Found linux image: /boot/vmlinuz-3.10.0-957.5.1.el7.x86_64
Found initrd image: /boot/initramfs-3.10.0-957.5.1.el7.x86_64.img
Found linux image: /boot/vmlinuz-0-rescue-05cb8c7b39fe0f70e3ce97e5beab809d
Found initrd image: /boot/initramfs-0-rescue-05cb8c7b39fe0f70e3ce97e5beab809d.img
done
[root@srv ~]# reboot

Use this for UEFI BIOS boot:
First check if /boot and /boot/efi are mounted and if not you must mount them with:

mount /boot
mount /boot/efi

Generate the grub.cfg

grub2-mkconfig -o /boot/efi/EFI/centos/grub.cfg

Bonus

In fact when the original device was removed and added a new one we formatted it as usual.
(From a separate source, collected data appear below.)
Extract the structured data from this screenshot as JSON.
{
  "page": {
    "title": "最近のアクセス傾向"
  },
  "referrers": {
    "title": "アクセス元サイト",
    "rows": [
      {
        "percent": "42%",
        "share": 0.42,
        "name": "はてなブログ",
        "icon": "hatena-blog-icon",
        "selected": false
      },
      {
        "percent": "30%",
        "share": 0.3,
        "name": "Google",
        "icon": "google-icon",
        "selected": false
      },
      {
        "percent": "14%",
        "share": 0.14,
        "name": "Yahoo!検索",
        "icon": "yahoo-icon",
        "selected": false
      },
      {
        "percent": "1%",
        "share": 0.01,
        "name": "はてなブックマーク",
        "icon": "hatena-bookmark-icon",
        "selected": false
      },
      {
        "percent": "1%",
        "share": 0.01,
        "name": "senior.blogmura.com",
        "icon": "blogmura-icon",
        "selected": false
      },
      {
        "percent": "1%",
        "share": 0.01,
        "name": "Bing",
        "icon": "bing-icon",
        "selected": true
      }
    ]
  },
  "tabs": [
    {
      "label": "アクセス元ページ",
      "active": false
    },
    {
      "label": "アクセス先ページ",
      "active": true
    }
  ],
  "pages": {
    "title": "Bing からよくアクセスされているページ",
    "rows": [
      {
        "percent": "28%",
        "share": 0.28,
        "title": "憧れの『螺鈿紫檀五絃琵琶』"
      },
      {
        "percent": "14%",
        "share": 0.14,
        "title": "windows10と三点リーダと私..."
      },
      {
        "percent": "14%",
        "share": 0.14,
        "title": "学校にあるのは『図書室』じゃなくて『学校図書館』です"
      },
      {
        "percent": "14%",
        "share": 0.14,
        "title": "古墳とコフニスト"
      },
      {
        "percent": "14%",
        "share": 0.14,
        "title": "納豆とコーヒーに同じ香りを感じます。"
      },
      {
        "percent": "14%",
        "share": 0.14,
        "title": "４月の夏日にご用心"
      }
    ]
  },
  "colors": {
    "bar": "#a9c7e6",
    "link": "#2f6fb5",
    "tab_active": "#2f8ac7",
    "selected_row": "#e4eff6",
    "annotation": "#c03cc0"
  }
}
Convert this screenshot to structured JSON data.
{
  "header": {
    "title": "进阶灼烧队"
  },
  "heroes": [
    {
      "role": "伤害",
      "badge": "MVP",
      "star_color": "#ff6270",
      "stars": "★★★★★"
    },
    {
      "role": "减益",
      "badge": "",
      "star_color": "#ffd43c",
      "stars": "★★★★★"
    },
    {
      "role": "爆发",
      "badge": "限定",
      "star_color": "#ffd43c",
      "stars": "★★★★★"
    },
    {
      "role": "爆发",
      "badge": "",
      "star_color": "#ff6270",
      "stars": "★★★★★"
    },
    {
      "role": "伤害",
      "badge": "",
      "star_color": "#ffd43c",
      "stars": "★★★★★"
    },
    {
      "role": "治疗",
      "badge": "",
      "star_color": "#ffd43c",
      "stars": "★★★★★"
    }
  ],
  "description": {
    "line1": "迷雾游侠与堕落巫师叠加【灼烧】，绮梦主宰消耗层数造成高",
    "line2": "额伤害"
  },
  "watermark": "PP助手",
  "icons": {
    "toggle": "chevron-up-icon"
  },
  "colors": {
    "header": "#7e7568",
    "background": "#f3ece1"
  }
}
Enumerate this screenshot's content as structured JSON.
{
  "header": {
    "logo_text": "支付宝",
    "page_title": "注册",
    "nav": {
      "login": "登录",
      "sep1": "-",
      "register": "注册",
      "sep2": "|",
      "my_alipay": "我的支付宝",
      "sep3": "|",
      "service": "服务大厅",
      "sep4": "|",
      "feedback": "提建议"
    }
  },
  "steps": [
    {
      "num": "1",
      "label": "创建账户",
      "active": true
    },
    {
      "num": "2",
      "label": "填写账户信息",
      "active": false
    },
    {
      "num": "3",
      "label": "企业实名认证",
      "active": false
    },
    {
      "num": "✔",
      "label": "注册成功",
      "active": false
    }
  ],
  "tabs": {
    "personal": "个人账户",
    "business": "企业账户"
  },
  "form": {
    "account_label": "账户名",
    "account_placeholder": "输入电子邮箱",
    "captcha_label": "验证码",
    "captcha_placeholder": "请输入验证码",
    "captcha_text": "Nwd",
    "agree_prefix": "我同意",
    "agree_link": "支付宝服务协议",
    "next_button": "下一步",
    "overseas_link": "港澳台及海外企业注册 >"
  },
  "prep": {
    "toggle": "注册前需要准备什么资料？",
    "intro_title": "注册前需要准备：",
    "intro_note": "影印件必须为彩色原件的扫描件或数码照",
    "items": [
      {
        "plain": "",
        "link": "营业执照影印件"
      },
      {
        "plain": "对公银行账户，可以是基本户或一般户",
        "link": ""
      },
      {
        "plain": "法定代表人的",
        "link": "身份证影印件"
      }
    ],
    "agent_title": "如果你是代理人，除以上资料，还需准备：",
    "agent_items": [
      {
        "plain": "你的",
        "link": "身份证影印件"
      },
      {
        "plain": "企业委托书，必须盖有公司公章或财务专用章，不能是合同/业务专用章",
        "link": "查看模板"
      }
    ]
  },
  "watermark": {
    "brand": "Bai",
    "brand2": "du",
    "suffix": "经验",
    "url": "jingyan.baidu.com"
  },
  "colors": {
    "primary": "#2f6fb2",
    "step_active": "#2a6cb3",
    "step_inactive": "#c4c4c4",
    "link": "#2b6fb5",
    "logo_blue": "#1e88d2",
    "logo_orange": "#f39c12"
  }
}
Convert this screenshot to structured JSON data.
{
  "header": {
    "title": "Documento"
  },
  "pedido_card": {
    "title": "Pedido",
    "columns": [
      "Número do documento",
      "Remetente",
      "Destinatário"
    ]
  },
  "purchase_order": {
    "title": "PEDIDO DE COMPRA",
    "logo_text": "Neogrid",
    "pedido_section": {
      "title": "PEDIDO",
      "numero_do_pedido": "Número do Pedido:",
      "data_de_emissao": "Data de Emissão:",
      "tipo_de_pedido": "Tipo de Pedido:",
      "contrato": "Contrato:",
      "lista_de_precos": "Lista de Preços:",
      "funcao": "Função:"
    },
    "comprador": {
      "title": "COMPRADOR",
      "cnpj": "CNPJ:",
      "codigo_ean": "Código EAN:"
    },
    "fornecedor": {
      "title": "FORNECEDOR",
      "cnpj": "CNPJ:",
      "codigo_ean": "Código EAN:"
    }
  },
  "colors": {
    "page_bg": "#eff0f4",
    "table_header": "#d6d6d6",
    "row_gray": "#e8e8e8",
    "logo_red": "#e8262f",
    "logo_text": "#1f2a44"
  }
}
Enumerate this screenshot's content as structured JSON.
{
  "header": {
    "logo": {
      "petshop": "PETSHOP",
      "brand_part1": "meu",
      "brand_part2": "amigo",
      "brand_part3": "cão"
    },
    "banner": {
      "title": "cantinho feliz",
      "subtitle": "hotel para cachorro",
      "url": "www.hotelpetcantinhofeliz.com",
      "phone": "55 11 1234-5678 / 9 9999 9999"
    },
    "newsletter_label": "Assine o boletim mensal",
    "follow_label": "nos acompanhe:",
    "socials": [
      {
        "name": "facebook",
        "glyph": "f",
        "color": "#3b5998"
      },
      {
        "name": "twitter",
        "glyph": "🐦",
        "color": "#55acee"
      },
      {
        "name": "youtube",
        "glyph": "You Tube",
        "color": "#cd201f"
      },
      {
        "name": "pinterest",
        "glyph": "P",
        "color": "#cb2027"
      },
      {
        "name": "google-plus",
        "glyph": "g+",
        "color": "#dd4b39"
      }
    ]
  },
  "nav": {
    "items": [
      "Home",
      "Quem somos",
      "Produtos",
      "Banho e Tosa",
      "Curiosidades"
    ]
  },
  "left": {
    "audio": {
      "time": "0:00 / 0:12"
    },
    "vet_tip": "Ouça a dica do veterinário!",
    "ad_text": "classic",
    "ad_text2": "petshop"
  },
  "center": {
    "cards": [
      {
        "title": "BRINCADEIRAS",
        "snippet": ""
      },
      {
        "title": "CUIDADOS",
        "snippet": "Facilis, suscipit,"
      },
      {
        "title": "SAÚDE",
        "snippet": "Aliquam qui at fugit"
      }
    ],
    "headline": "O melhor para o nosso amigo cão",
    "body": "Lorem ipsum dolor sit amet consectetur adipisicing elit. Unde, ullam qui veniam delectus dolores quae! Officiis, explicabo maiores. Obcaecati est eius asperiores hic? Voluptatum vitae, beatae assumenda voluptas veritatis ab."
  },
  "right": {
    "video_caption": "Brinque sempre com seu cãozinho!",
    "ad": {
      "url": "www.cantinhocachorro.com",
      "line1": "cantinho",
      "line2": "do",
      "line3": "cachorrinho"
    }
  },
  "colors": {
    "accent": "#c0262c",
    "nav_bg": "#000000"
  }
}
But it was not possible to mount it, you just execute mount

/dev/md5 /mnt/stor1

no error, but no mount could be found, the device was not mounted and when you execute

umount /mnt/stor1

The OS told the “/mnt/stor1” was not mounted. Several more tries were made unsuccessfully to mount the “/dev/md5”, then the restart was performed and the server never went up.
Suppose the systemd just did not allow to mount the device because of the boot parameters rd.md.uuid!